How do the automated television news transcripts generated by Google's Cloud Video API compare with the human-produced captioning viewers see? While we'll be exploring these differences at scale in more detail over the coming weeks, a closer look at NBC Nightly News the evening of March 7, 2011 offers a few hints about the kinds of systematic differences we see at scale.
Common sources of small-scale differences scattered throughout transcripts include:
- Numbers: Google's ASR typically writes short numbers out, while human transcripts use numbers. Thus, examples abound of "five dollars" versus "$5". This can be slightly complicated when newsreaders speak "three fifty-two a gallon" which Google transcribes as "352 a gallon" while in reality it was a dollar amount (though the announcer did not mention dollars) that the human caption wrote as "$3.52 a gallon". Given that the announcer never said dollars and never announced a decimal point, the ASR transcribed the number as it was spoken, while the human captioner knew that in the given context the number referred to a dollar amount.
- Transliterations. There are often multiple widely used transliterations of names originating in non-Latin scripts. In the case of Libya's former leader, Google's ASR writes "Gaddafi" (used in Wikipedia's English transliteration) while the human transcript used "Gadhafi." Such transliteration differences are a common source of divergence.
- Compound Words. Compound words are a common source of divergence, with ASR choosing "counter-attacks" while the human wrote "counterattacks", the ASR choosing "sky-high" while the human chose "sky high" and so on.
- Plurals And Tense. On occasion the ASR misses the plural invocation of a word, but most commonly the ASR correctly writes the plural form of a word while the human transcript contains the singular. For example, "warplanes" (ASR) versus "warplane" (human). In other cases the machine gets things wrong when words blend together like "concerned that" (ASR) versus "concern that" (human) and "you seen" (ASR) versus "you're seeing" (human).
- Similar-Sounding Words. Counterintuitively, it is often the human that gets these wrong, rather than the ASR since the ASR relies on surrounding context to disambiguate the word. For example, the ASR correctly transcribed "price swings" versus the human's "price wings".
Perhaps the single greatest source of difference between the machine and human transcripts are the following two classes:
- Commercials. A percentage of commercials are not captioned, meaning these appear as blank periods in the human transcripts, while the machine transcribes them, creating large chunks of deviating airtime.

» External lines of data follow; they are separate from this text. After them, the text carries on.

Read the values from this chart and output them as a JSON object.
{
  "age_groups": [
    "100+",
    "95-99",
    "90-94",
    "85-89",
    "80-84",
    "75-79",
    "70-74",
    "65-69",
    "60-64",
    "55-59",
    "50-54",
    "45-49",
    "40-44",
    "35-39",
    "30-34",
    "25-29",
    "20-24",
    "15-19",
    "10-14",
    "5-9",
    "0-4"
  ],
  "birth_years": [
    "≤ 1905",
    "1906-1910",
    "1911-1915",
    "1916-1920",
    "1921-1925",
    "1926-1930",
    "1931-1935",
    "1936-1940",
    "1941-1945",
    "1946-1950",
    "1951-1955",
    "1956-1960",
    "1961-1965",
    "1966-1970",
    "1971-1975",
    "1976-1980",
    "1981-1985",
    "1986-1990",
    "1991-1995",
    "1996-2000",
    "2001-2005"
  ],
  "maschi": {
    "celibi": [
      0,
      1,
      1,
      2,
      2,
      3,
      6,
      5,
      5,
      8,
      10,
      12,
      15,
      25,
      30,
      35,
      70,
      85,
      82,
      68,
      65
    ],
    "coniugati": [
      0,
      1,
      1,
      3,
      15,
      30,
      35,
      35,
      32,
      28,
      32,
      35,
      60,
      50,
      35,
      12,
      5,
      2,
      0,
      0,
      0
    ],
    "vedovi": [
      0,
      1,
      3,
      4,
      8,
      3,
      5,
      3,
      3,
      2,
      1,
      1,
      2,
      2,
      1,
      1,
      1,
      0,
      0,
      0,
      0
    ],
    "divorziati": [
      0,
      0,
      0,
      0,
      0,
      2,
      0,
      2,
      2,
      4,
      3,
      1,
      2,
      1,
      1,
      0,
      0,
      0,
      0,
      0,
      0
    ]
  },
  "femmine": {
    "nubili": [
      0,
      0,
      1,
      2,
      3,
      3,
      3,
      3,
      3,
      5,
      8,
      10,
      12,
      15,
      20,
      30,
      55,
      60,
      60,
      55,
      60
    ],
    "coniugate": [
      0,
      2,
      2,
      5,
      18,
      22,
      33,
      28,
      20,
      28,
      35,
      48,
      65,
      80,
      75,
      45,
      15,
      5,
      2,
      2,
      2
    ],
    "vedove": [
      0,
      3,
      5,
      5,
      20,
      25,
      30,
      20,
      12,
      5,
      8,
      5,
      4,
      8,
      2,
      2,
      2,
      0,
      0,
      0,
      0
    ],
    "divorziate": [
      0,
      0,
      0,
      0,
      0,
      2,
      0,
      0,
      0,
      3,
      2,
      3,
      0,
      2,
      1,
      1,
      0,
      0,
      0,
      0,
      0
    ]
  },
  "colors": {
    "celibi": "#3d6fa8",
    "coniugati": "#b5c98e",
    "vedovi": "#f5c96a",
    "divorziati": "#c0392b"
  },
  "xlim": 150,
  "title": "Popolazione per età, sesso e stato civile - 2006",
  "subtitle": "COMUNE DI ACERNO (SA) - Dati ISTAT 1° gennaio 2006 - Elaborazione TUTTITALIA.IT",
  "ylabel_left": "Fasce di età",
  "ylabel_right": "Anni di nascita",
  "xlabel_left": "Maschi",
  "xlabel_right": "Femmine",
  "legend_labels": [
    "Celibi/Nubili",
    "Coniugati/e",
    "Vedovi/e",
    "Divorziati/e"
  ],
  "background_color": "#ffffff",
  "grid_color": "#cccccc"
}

- Shortcuts. Human transcriptionists are under immense time pressure and frequently exclude titles, affiliations and other lengthy introductions and often skip connecting words. Examples include "supplies were meant" (ASR) versus "supplies meant" (human), "taxi riders in this city are now being" (ASR) versus "taxi riders are being" (human), "us ambassador to nato says they" (ASR) versus "us ambassador said they" (human), "but then he seemed to downplay the" (ASR) versus "but downplayed the" (human) and so on. The ASR also faithfully transcripts repeated words and the exact words the speaker said as in "pretty frustrating to have to spend like sixty sixty-five dollars" (ASR) versus "really frustrated i've just spent like $65" (human).